Por exemplo, na obra o "Caçador de sonhos” o material usado é o mesmo, mas desta vez para simbolizar o trabalho que se fazia antigamente em África, onde os senhores eram determinantemente caçadores.

"Agora, a bala simboliza o ferro, a imaginação, a inteligência de um homem que a tudo recorre para dignificar a sua relação com a natureza”, pontualizou.

A peça traz, também, correntes de moto, como utensílio, como adorno, como vestimenta. Essa ferramenta é interpretada pelo artista como um símbolo da transmissão de conhecimentos, de energia, um testemunho que liga pais e filhos e assim sucessivamente ao longo das gerações de uma família. Esse é o simbolismo da corrente, de contínua sabedoria no seio das famílias africanas.

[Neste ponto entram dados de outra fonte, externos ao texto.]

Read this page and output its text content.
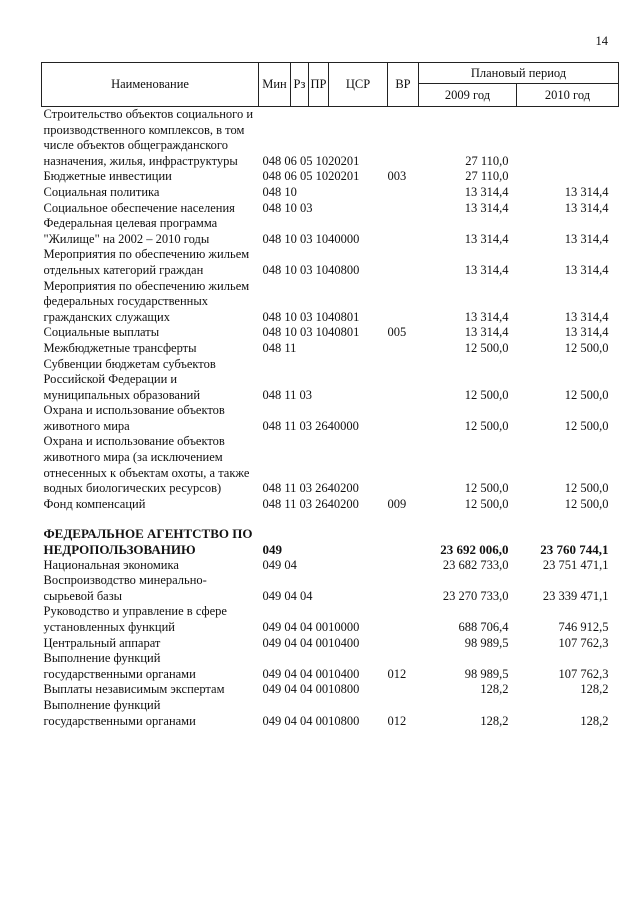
14
Наименование	Мин	Рз	ПР	ЦСР	ВР	Плановый период	
						2009 год	2010 год
Строительство объектов социального и производственного комплексов, в том числе объектов общегражданского назначения, жилья, инфраструктуры	048 06 05 1020201					27 110,0	
Бюджетные инвестиции	048 06 05 1020201				003	27 110,0	
Социальная политика	048 10					13 314,4	13 314,4
Социальное обеспечение населения	048 10 03					13 314,4	13 314,4
Федеральная целевая программа "Жилище" на 2002 – 2010 годы	048 10 03 1040000					13 314,4	13 314,4
Мероприятия по обеспечению жильем отдельных категорий граждан	048 10 03 1040800					13 314,4	13 314,4
Мероприятия по обеспечению жильем федеральных государственных гражданских служащих	048 10 03 1040801					13 314,4	13 314,4
Социальные выплаты	048 10 03 1040801				005	13 314,4	13 314,4
Межбюджетные трансферты	048 11					12 500,0	12 500,0
Субвенции бюджетам субъектов Российской Федерации и муниципальных образований	048 11 03					12 500,0	12 500,0
Охрана и использование объектов животного мира	048 11 03 2640000					12 500,0	12 500,0
Охрана и использование объектов животного мира (за исключением отнесенных к объектам охоты, а также водных биологических ресурсов)	048 11 03 2640200					12 500,0	12 500,0
Фонд компенсаций	048 11 03 2640200				009	12 500,0	12 500,0

ФЕДЕРАЛЬНОЕ АГЕНТСТВО ПО НЕДРОПОЛЬЗОВАНИЮ	049					23 692 006,0	23 760 744,1
Национальная экономика	049 04					23 682 733,0	23 751 471,1
Воспроизводство минерально-сырьевой базы	049 04 04					23 270 733,0	23 339 471,1
Руководство и управление в сфере установленных функций	049 04 04 0010000					688 706,4	746 912,5
Центральный аппарат	049 04 04 0010400					98 989,5	107 762,3
Выполнение функций государственными органами	049 04 04 0010400				012	98 989,5	107 762,3
Выплаты независимым экспертам	049 04 04 0010800					128,2	128,2
Выполнение функций государственными органами	049 04 04 0010800				012	128,2	128,2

Sakananu é um artista obcecado pelo trabalho, com um horário rigoroso, que começa das 8h00 às 21h00, todos os dias. Fazer uma das suas obras pode levar cerca de um mês. Antes, tudo passa por um desenho, onde as ideias e matriz é definida.

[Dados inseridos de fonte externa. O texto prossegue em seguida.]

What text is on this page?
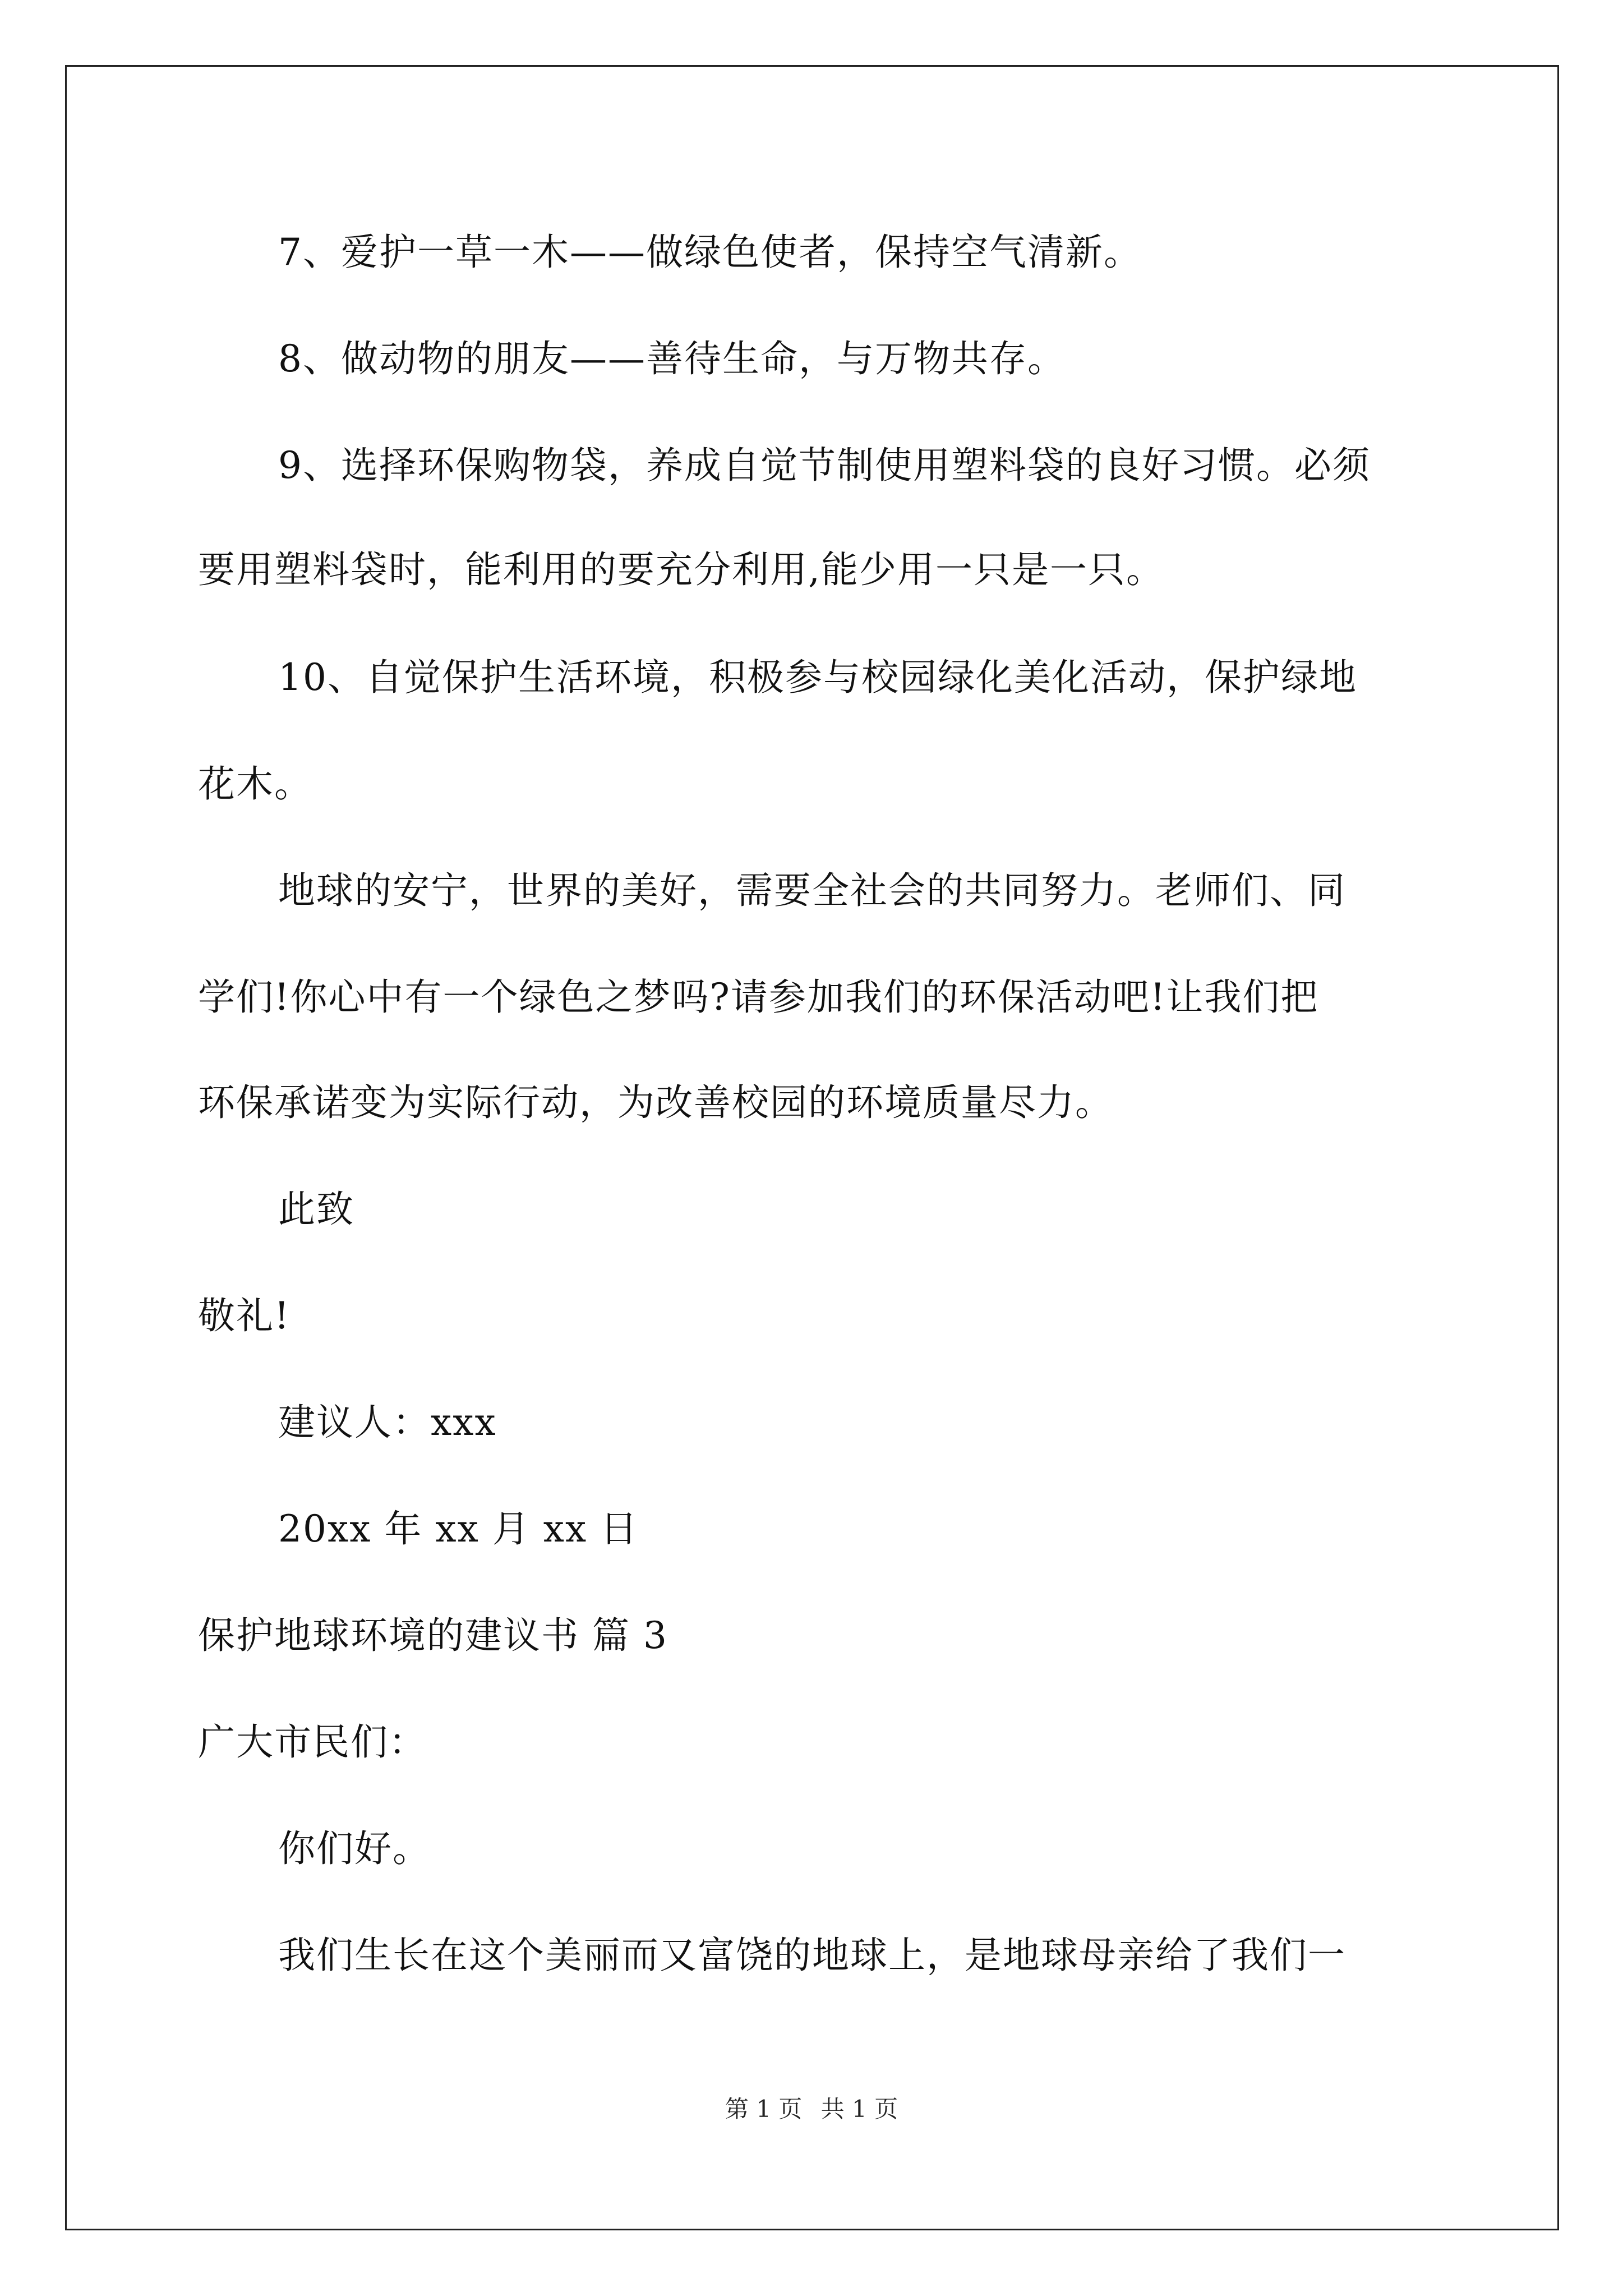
7、爱护一草一木——做绿色使者，保持空气清新。
8、做动物的朋友——善待生命，与万物共存。
9、选择环保购物袋，养成自觉节制使用塑料袋的良好习惯。必须
要用塑料袋时，能利用的要充分利用,能少用一只是一只。
10、自觉保护生活环境，积极参与校园绿化美化活动，保护绿地
花木。
地球的安宁，世界的美好，需要全社会的共同努力。老师们、同
学们!你心中有一个绿色之梦吗?请参加我们的环保活动吧!让我们把
环保承诺变为实际行动，为改善校园的环境质量尽力。
此致
敬礼!
建议人：xxx
20xx 年 xx 月 xx 日
保护地球环境的建议书 篇 3
广大市民们：
你们好。
我们生长在这个美丽而又富饶的地球上，是地球母亲给了我们一
第 1 页 共 1 页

O artista domina a anatomia do corpo, que se reflecte na admiração pelas mumuí-las a passearem pelas ruas de Luanda notória na sua obra, às quais dedica uma singela homenagem, copian-do a forma como elas se adornam, trazidas numa das peças patente na mostra.

Sakananu Wampitila nasceu em 1988, no município da Damba, província do Uíge. Actualmente, o artista plástico reside e trabalha na província de  Luanda, no bairro Benfica, Zona Verde 2. Fez os seus estudos primários e secundários na República Democrática do Congo, sendo certificado entre 2016 e 2017, pela Academia de Belas Artes de Kinshasa, na especialidade de Escultura.

"Abraço” foi a sua primeira obra a ser apresentada ao público. Sobre o título, justifica: "Eu queria mostrar que, hoje, Angola já vive uma paz definitiva, depois de uma longa guerra. Na minha visão, as balas jamais servirão para matar, mas sim para proteger o povo, a grande família an-golana. Quando o povo está em paz, o pai, que é o chefe de família, consegue assumir as suas responsabilidades, fazendo a mãe feliz e proporcionado a prosperidade dos seus filhos”.

Pela dedicação ao trabalho e originalidade da sua obra, em 2020, na sua primeira tentativa, ganha o Grande Prémio Principal Ensarte em Escultura, com a obra "Trabalha e Serás Livre”.